If/when Lewis returns, it’s likely that he will be used more as a designated hitter than an outfielder. There is a concern that the wear and tear of playing in the outfield on a daily basis could lead to more knee issues.
Lewis suffered the torn meniscus in his right knee while trying to make a difficult leaping catch and landing awkwardly in the eighth inning of that game on May 31, 2021. He had surgery that would ultimately end his 2021 season on June 11.
He played in 36 games, posting a .246/.333/.392 slash line with four doubles, five homers, 11 RBI, 16 walks and 37 strikeouts in 147 plate appearances.
It was the second time in the 2021 season that playing defense caused a knee issue. Lewis suffered a bone bruise in the right knee in the final week of 2021 spring training while trying to make a catch at the wall. He was forced to start the season on the injured list and missed the first 17 games.
The knee problems started in his first professional season after being taken with the 11th overall pick in the first round of the 2016 draft.
On July 19, 2016, Lewis suffered a gruesome knee injury in an awkward play at home plate while trying to avoid a collision with a catcher resulting in a torn anterior cruciate ligament as well as a torn medial and lateral meniscus. It required season-ending reconstructive surgery the following month.
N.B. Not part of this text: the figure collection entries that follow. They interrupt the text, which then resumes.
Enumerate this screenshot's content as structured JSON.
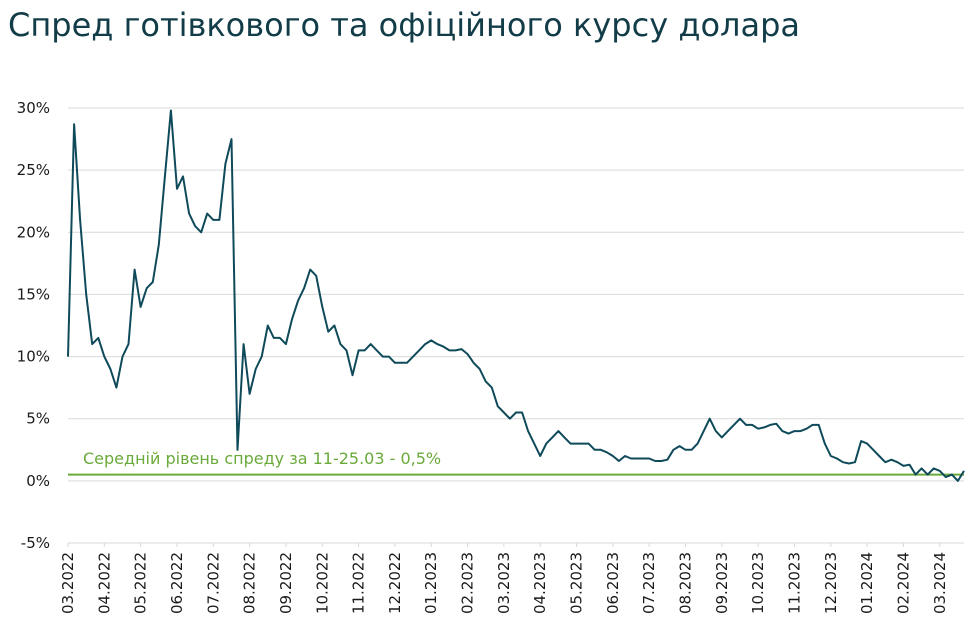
{
  "chart_data": {
    "type": "line",
    "title": "Спред готівкового та офіційного курсу долара",
    "series": [
      {
        "color": "#0f4a5a",
        "values": [
          10,
          28.7,
          21,
          15,
          11,
          11.5,
          10,
          9,
          7.5,
          10,
          11,
          17,
          14,
          15.5,
          16,
          19,
          24.5,
          29.8,
          23.5,
          24.5,
          21.5,
          20.5,
          20,
          21.5,
          21,
          21,
          25.5,
          27.5,
          2.5,
          11,
          7,
          9,
          10,
          12.5,
          11.5,
          11.5,
          11,
          13,
          14.5,
          15.5,
          17,
          16.5,
          14,
          12,
          12.5,
          11,
          10.5,
          8.5,
          10.5,
          10.5,
          11,
          10.5,
          10,
          10,
          9.5,
          9.5,
          9.5,
          10,
          10.5,
          11,
          11.3,
          11,
          10.8,
          10.5,
          10.5,
          10.6,
          10.2,
          9.5,
          9,
          8,
          7.5,
          6,
          5.5,
          5,
          5.5,
          5.5,
          4,
          3,
          2,
          3,
          3.5,
          4,
          3.5,
          3,
          3,
          3,
          3,
          2.5,
          2.5,
          2.3,
          2,
          1.6,
          2,
          1.8,
          1.8,
          1.8,
          1.8,
          1.6,
          1.6,
          1.7,
          2.5,
          2.8,
          2.5,
          2.5,
          3,
          4,
          5,
          4,
          3.5,
          4,
          4.5,
          5,
          4.5,
          4.5,
          4.2,
          4.3,
          4.5,
          4.6,
          4,
          3.8,
          4,
          4,
          4.2,
          4.5,
          4.5,
          3,
          2,
          1.8,
          1.5,
          1.4,
          1.5,
          3.2,
          3,
          2.5,
          2,
          1.5,
          1.7,
          1.5,
          1.2,
          1.3,
          0.5,
          1,
          0.5,
          1,
          0.8,
          0.3,
          0.5,
          0,
          0.8
        ]
      }
    ],
    "xlim": [
      0,
      148
    ],
    "xticks": [
      {
        "value": 0,
        "label": "03.2022"
      },
      {
        "value": 6,
        "label": "04.2022"
      },
      {
        "value": 12,
        "label": "05.2022"
      },
      {
        "value": 18,
        "label": "06.2022"
      },
      {
        "value": 24,
        "label": "07.2022"
      },
      {
        "value": 30,
        "label": "08.2022"
      },
      {
        "value": 36,
        "label": "09.2022"
      },
      {
        "value": 42,
        "label": "10.2022"
      },
      {
        "value": 48,
        "label": "11.2022"
      },
      {
        "value": 54,
        "label": "12.2022"
      },
      {
        "value": 60,
        "label": "01.2023"
      },
      {
        "value": 66,
        "label": "02.2023"
      },
      {
        "value": 72,
        "label": "03.2023"
      },
      {
        "value": 78,
        "label": "04.2023"
      },
      {
        "value": 84,
        "label": "05.2023"
      },
      {
        "value": 90,
        "label": "06.2023"
      },
      {
        "value": 96,
        "label": "07.2023"
      },
      {
        "value": 102,
        "label": "08.2023"
      },
      {
        "value": 108,
        "label": "09.2023"
      },
      {
        "value": 114,
        "label": "10.2023"
      },
      {
        "value": 120,
        "label": "11.2023"
      },
      {
        "value": 126,
        "label": "12.2023"
      },
      {
        "value": 132,
        "label": "01.2024"
      },
      {
        "value": 138,
        "label": "02.2024"
      },
      {
        "value": 144,
        "label": "03.2024"
      }
    ],
    "ylim": [
      -5,
      30
    ],
    "yticks": [
      {
        "value": 30,
        "label": "30%"
      },
      {
        "value": 25,
        "label": "25%"
      },
      {
        "value": 20,
        "label": "20%"
      },
      {
        "value": 15,
        "label": "15%"
      },
      {
        "value": 10,
        "label": "10%"
      },
      {
        "value": 5,
        "label": "5%"
      },
      {
        "value": 0,
        "label": "0%"
      },
      {
        "value": -5,
        "label": "-5%"
      }
    ],
    "grid": true,
    "reference_line": {
      "value": 0.5,
      "label": "Середній рівень спреду за 11-25.03 - 0,5%",
      "color": "#6aaa3a"
    }
  }
}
After playing in part of the 2017 season, Lewis was still bothered by discomfort in the knee during offseason workouts. He opted to have surgery to repair the pad near his patella and remove a bone fragment early in February 2018, delaying his start to that season.
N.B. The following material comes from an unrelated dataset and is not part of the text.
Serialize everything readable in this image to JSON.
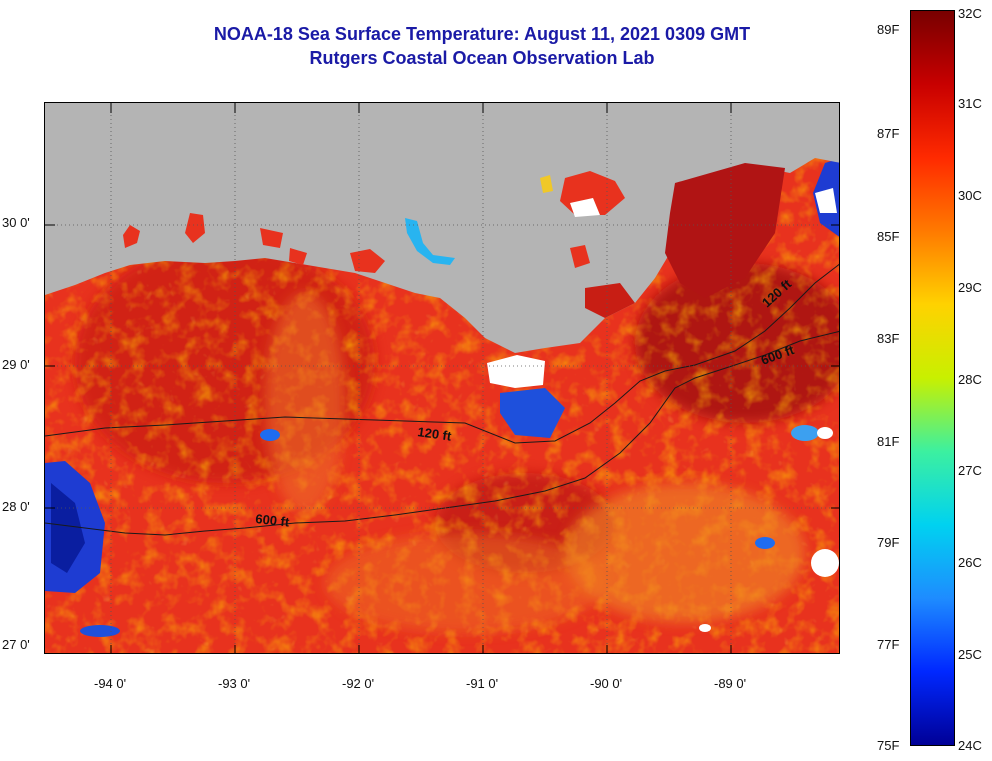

The knee issues seemed behind him after a 2019 season where he played in 122 games for Class AA Arkansas and made his MLB debut that September, playing in 18 games.
Lewis played in 58 of the 60 games in the shortened 2020 season, winning the American League Rookie of the Year award by unanimous vote.
Adam Frazier made his first start in left field for Seattle this season. Normally a second baseman, Frazier has appeared in 113 games in left field in his career, starting 79.
He was doing some early work Tuesday afternoon at Minute Maid Park in preparation for the start later that night.
“It’s an opportunity to get Wink (Jesse Winker) a DH day,” Servais said. “We’re playing I think it’s 16th straight days. So giving these guys a day, but maybe keep the bat in the lineup and get them off their feet a little bit, we’ll continue to do that. I’m thinking about maybe giving Ty France a (DH) day here the next day or two and play somebody else at first base. It’s just where we’re at. We’re trying to keep those guys fresh. It’s a long year ahead of them.”